Erzeugerpreise: Deutschland droht Deindustrialisierung

Das Statistische Bundesamt teilte mit, dass die Erzeugerpreise für gewerbliche Produkte in Deutschland im August um 45,8 Prozent im Vergleich zum Vorjahr gestiegen sind. Experten hatten zuvor mit einem geringeren Anstieg gerechnet. Preistreiber waren vor allem die Kosten für Energie, die sich auf Jahressicht mehr als verdoppelt haben. 

Für die Inflationsaussichten verheißt das nichts Gutes. Die Erzeugerpreise nehmen die Inflationsentwicklung vorweg. Die Preissteigerungen in der Herstellung werden an die Verbraucher weitergegeben. Die auf Export orientierte deutsche Industrie büßt durch die hohen Energiepreise in Deutschland an internationaler Wettbewerbsfähigkeit ein. 

Für die deutsche Industrie ist die Preisentwicklung ein Alarmsignal. Wie zahlreiche Medien übereinstimmend berichten, reagieren zahlreiche Betriebe bereits mit Produktionskürzungen. 

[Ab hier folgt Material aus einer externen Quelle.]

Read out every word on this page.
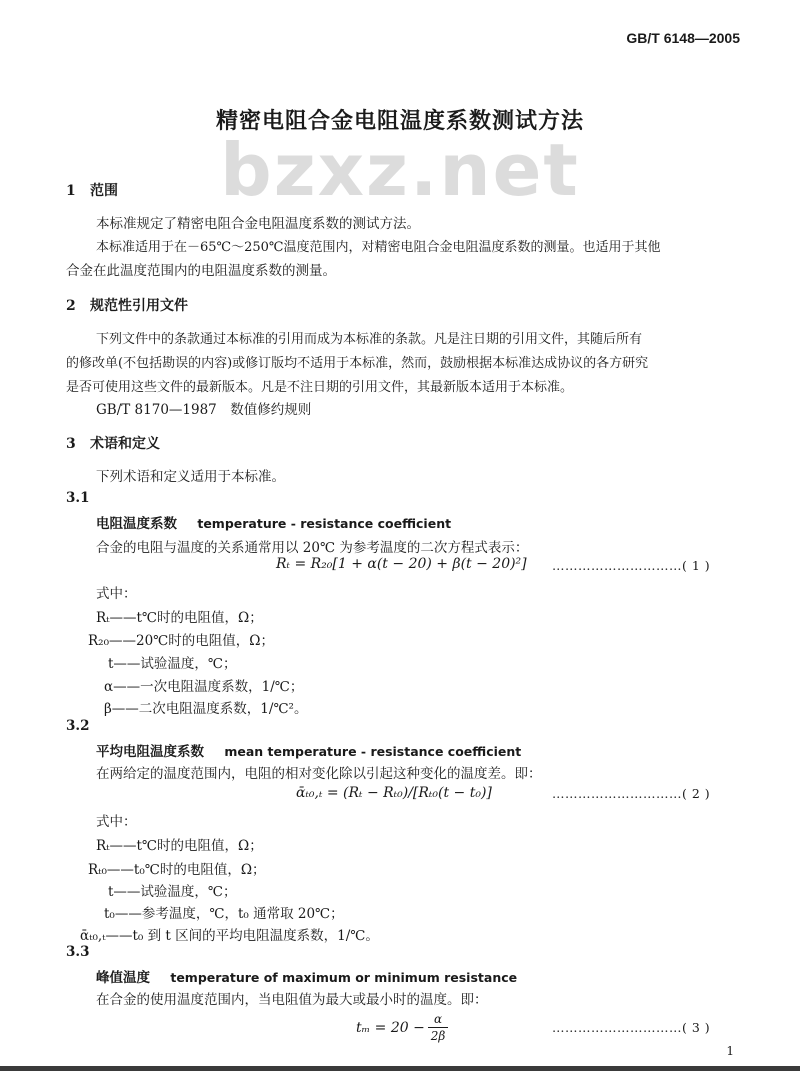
GB/T 6148—2005
bzxz.net
精密电阻合金电阻温度系数测试方法
1 范围
本标准规定了精密电阻合金电阻温度系数的测试方法。
本标准适用于在－65℃～250℃温度范围内，对精密电阻合金电阻温度系数的测量。也适用于其他
合金在此温度范围内的电阻温度系数的测量。
2 规范性引用文件
下列文件中的条款通过本标准的引用而成为本标准的条款。凡是注日期的引用文件，其随后所有
的修改单(不包括勘误的内容)或修订版均不适用于本标准，然而，鼓励根据本标准达成协议的各方研究
是否可使用这些文件的最新版本。凡是不注日期的引用文件，其最新版本适用于本标准。
GB/T 8170—1987　数值修约规则
3 术语和定义
下列术语和定义适用于本标准。
3.1
电阻温度系数 temperature - resistance coefficient
合金的电阻与温度的关系通常用以 20℃ 为参考温度的二次方程式表示：
Rₜ = R₂₀[1 + α(t − 20) + β(t − 20)²] …………………………( 1 )
式中：
Rₜ——t℃时的电阻值，Ω；
R₂₀——20℃时的电阻值，Ω；
t——试验温度，℃；
α——一次电阻温度系数，1/℃；
β——二次电阻温度系数，1/℃²。
3.2
平均电阻温度系数 mean temperature - resistance coefficient
在两给定的温度范围内，电阻的相对变化除以引起这种变化的温度差。即：
ᾱₜ₀,ₜ = (Rₜ − Rₜ₀)/[Rₜ₀(t − t₀)]	…………………………( 2 )
式中：
Rₜ——t℃时的电阻值，Ω；
Rₜ₀——t₀℃时的电阻值，Ω；
t——试验温度，℃；
t₀——参考温度，℃，t₀ 通常取 20℃；
ᾱₜ₀,ₜ——t₀ 到 t 区间的平均电阻温度系数，1/℃。
3.3
峰值温度 temperature of maximum or minimum resistance
在合金的使用温度范围内，当电阻值为最大或最小时的温度。即：
tₘ = 20 −
α
2β
…………………………( 3 )
1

Die Düngemittelbranche hat 70 Prozent ihrer deutschen Produktion zurückgefahren oder stillgelegt, meldete das Handelsblatt. Allerdings ist die Branche damit nicht allein. Energieintensive Unternehmen stehen vor der Entscheidung, entweder zu schließen oder ins Ausland abzuwandern, wo die Preise für Energie niedriger sind. Das Handelsblatt zitierte als Quelle einen Unternehmensberater, der ungenannt bleiben möchte. Er werde seit Wochen fast ausschließlich mit Betriebsstilllegungen beauftragt.    

Wegen der durch die westlichen Sanktionen steigenden Energiepreise droht Deutschland faktisch die Deindustrialisierung. Im Fall von Betriebsschließungen und Abwanderung ist die Entwicklung nicht ohne Weiteres umkehrbar. Noch halten viele Betriebe trotz faktischer Verluste in der Hoffnung auf eine Trendumkehr ihre Produktion aufrecht. Dies ist jedoch nur zeitlich eng begrenzt möglich. Sollten die Trendumkehr ebenso ausbleiben wie staatliche Unterstützung in notwendigem Umfang, droht eine Pleitewelle enormen Ausmaßes, die schwere Folgen für den Standort Deutschland haben wird, ist man sich in Fachkreisen einig. Insbesondere der Mittelstand ist betroffen, der nicht die Möglichkeit zu einer einfachen Produktionsverlagerung an schon bestehende Standorte im Ausland hat. 

Sollte die deutsche Politik ihre Energiepolitik nicht ändern, werden energieintensive Schlüsselindustrien wie die Aluminiumindustrie aus Deutschland verschwinden, warnte beispielsweise der Präsident des Gesamtverbandes der Aluminiumindustrie, Hinrich Mählmann.  

Die Industrie- und Handelskammer Schwaben wandte sich mit einer Pressemitteilung an die Öffentlichkeit. In einer Umfrage unter ihren Mitgliedern habe die IHK ermittelt, dass jeder dritte Betrieb in Industrie und Bauwirtschaft von Produktionsausfällen und -einschränkungen betroffen sei. Jeder vierte Betrieb sieht das eigene Geschäftsmodell in Gefahr. Zusätzlich zu den hohen Energiekosten sind weiterhin unterbrochene Lieferketten ein Problem für die deutschen Produzenten. Es scheint, als würde sich der perfekte Sturm zusammen brauen. 

Im Fall zahlreicher Schließungen von Standorten drohen Kaskadeneffekte, die ganze Regionen betreffen werden. Der Industriestandort Deutschland ist in Gefahr. 

Den Sorgen der deutschen Industrie könnte mit einer Lockerung oder einer Aufhebung der Sanktionen leicht Rechnung getragen werden. Doch zu einem solchen Schritt ist deutsche Politik nicht bereit.